Sächsische Zeitung

Montag, 10. November 2003

Klein, aber erfolgreich
Grüner Unternehmerverband als Lobby für Minifirmen
Von Manfred Schulze

Leipzig. Die Kleinen haben keine Lobby, sagen sie – obwohl gerade Unternehmen mit wenig Personal in der Wirtschaft derzeit die Dynamik erheblich bestimmen. „Small ist beautiful!“, Klein ist schön, so lautete deshalb das Thema der Jahrestagung des Unternehmerverbandes Unternehmensgrün und der Heinrich-Böll-Stiftung in Leipzig am Wochenende. Beide Organisationen stehen den Grünen nahe.

„Die kleinsten Unternehmen stellen in der Wirtschaft den Löwenanteil der Arbeitsplätze, werden aber im politischen Alltag und der finanziellen Unterstützung immer mit dem so genannten Mittelstand vermischt“, beklagte Ines Wrusch von Unternehmensgrün die Wahrnehmung der Problematik in der Öffentlichkeit. Denn die Sorgen einer Firma mit 200 Beschäftigten sind mit denen eines nur wenige Köpfe zählenden Betriebes nicht vergleichbar: „Dort ist praktisch jede Sache Chefsache, der Bürokratieaufwand ist viel höher, die Kapitaldecke meist viel geringer“, so Wrusch. Besonders mit der jetzt stark geförderten Welle der Ich-AG-Gründungen müsse das endlich zum Thema werden.

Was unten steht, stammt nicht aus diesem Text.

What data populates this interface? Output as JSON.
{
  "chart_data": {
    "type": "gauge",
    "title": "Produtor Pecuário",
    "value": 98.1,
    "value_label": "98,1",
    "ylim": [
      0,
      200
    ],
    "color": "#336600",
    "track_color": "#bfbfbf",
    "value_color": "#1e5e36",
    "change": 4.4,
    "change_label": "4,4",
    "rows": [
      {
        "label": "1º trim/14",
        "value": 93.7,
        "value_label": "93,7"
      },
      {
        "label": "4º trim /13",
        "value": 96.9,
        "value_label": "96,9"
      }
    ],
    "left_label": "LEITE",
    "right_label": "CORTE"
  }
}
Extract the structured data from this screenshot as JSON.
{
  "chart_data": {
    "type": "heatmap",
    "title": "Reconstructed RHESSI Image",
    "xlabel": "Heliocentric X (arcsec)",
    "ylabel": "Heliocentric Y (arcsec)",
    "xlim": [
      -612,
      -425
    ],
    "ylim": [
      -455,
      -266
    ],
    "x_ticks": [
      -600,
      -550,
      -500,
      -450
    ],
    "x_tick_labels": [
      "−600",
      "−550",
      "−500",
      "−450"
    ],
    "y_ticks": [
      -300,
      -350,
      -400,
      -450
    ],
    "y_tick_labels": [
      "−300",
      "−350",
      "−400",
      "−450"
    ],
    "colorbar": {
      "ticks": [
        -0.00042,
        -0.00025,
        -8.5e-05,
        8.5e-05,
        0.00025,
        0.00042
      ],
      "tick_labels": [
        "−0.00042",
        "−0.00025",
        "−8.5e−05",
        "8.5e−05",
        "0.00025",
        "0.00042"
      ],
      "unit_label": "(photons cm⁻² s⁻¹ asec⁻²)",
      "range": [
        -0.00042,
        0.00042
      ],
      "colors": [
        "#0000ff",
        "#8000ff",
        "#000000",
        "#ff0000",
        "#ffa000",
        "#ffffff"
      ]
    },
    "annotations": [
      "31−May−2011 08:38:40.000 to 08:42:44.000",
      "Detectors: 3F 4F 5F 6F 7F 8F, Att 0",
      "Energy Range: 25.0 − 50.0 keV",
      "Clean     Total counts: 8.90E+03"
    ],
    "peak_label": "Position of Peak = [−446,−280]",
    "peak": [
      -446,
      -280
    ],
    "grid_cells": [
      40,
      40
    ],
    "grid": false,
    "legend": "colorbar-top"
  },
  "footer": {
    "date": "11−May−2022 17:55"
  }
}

Kritisch mit der in Deutschland zäh verlaufenden Diskussion um grundlegende Reformen zeigte sich auch Antje Hermenau, die als gebürtige Leipzigerin als haushaltspolitische Sprecherin im Bundestag ihre „Ostsicht“ einbringen will – ohne freilich an den Grundfesten rütteln zu können. „Der Osten hat sich 1990 bedauerlicherweise nicht zum Auf- sondern zum Nachbau-West entschlossen und stellt nun fest, dass die Strukturen veraltet sind“, so Hermenau.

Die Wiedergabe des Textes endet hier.